AGL has now brought forward their coal closure deadlines to 2035, 13 years earlier than originally planned. While this is still 5 years too late, we're confident that with the right leadership team now in place these coal closure timelines will continue to come forward.
MAY 2021 - Greenpeace investigation released
Greenpeace released detailed investigative report Coal-faced into AGL and their impact on the climate, health and local communities.
MAY 2021 - Greenpeace parody campaign launches
Greenpeace launched a major digital parody and street poster "brand jam" ad campaign, calling out AGL as Australia's biggest climate polluter.
JUNE 2021 - Greenpeace wins against AGL in court
Immediately following the launch of our campaign, AGL sued. After a rapid court process Greenpeace overwhelmingly wins the court case against AGL, setting a new legal precedent for freedom of expression.
JUNE 2021 - AGL announces plan to demerge company
AGL provided details around their plan to split the company into two, to hide their highly polluting coal power stations behind a new company Accel.
AUGUST 2021 - Ash for Director campaign launches/h3>
Greenpeace supported 18 year old Ashjayeen Sharif to run as a Director for the AGL Board, highlighting the major failings of the AGL Board. This campaign helped force AGL to publicly commit to appointing skilled climate and ESG experts to the Board.
AUGUST 2021 - Greenpeace launches campaign to AGL shareholders
Greenpeace launched a campaign calling on AGLs shareholders to vote for climate friendly resolutions at the companies upcoming annual general meeting.
AUGUST 2021- ACCR launches AGL climate resolution
The Australasian Centre for Corporate Responsibility (ACCR) launched a climate-focussed shareholder resolution to be voted on at AGL's Annual General Meeting.
SEPTEMBER 2021 - Climate concerns dominate at AGL's annual general meeting.

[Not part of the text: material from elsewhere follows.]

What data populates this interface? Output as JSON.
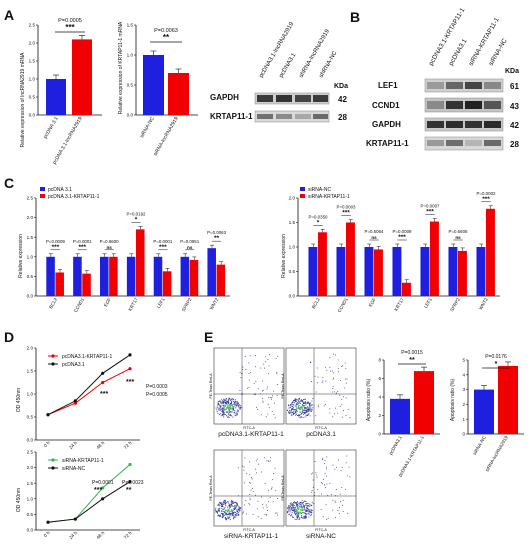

In an unprecedented investor revolt, 54% of shareholders supported ACCR's resolution calling on the company to disclose interim emissions targets aligned with the Paris climate goals.
OCTOBER 2021 - AGLs biggest customer decarbonises
After campaigning by Greenpeace and other environmental organisations Rio Tinto announced it would be decarbonising its aluminium smelters by 2030. This meant AGLs Bayswater power station would lose over 50% of its demand by 2030.
DECEMBER 2021 - Banks campaign
Greenpeace launches a public campaign targeting Australia’s big four banks calling on them to rule out funding AGL.
FEBRUARY 2022 - AGL takeover bid
Mike-Cannon Brookes and Brookfield launch bid to takeover AGL, drawing a huge amount of attention, and criticism, to AGL’s plans to demerge. After two attempts the Board rejects the bids.
MARCH 2022 - Greenpeace launches campaign opposing AGLs demerger
Greenpeace launches the ‘Too Big to Hide’ campaign, opposing AGL’s demerger. The campaign launches with a giant inflatable coal prop right outside AGL HQ in Melbourne.
APRIL 2022 - Shareholder campaign
Greenpeace launches a campaign under the ‘Progress for AGL’ brand, calling on AGLs shareholders to vote against AGLs demerger. Greenpeace also meets with AGL’s top investors and key proxy advisors.
MAY 2022 - AGL dumps demerger and leadership team
After Mike Cannon Brookes purchases a large share in AGL and numerous shareholders come out in opposition to the demerger, AGL dumps its demerger plans and its leadership team. AGL begins a strategic review of the company.
SEPTEMBER 2022 - Coal closure brought forward to 2035
AGL announces new decarbonisation plan which includes bringing forward the closure of Loy Yang A power station to 2035 and a commitment to replace coal with $12 billion worth of new renewable energy.
NOVEMBER 2022 - AGL get new leaders for a new era
New independent directors join AGLs board, with aspirations to further accelerate AGLs coal closure timelines.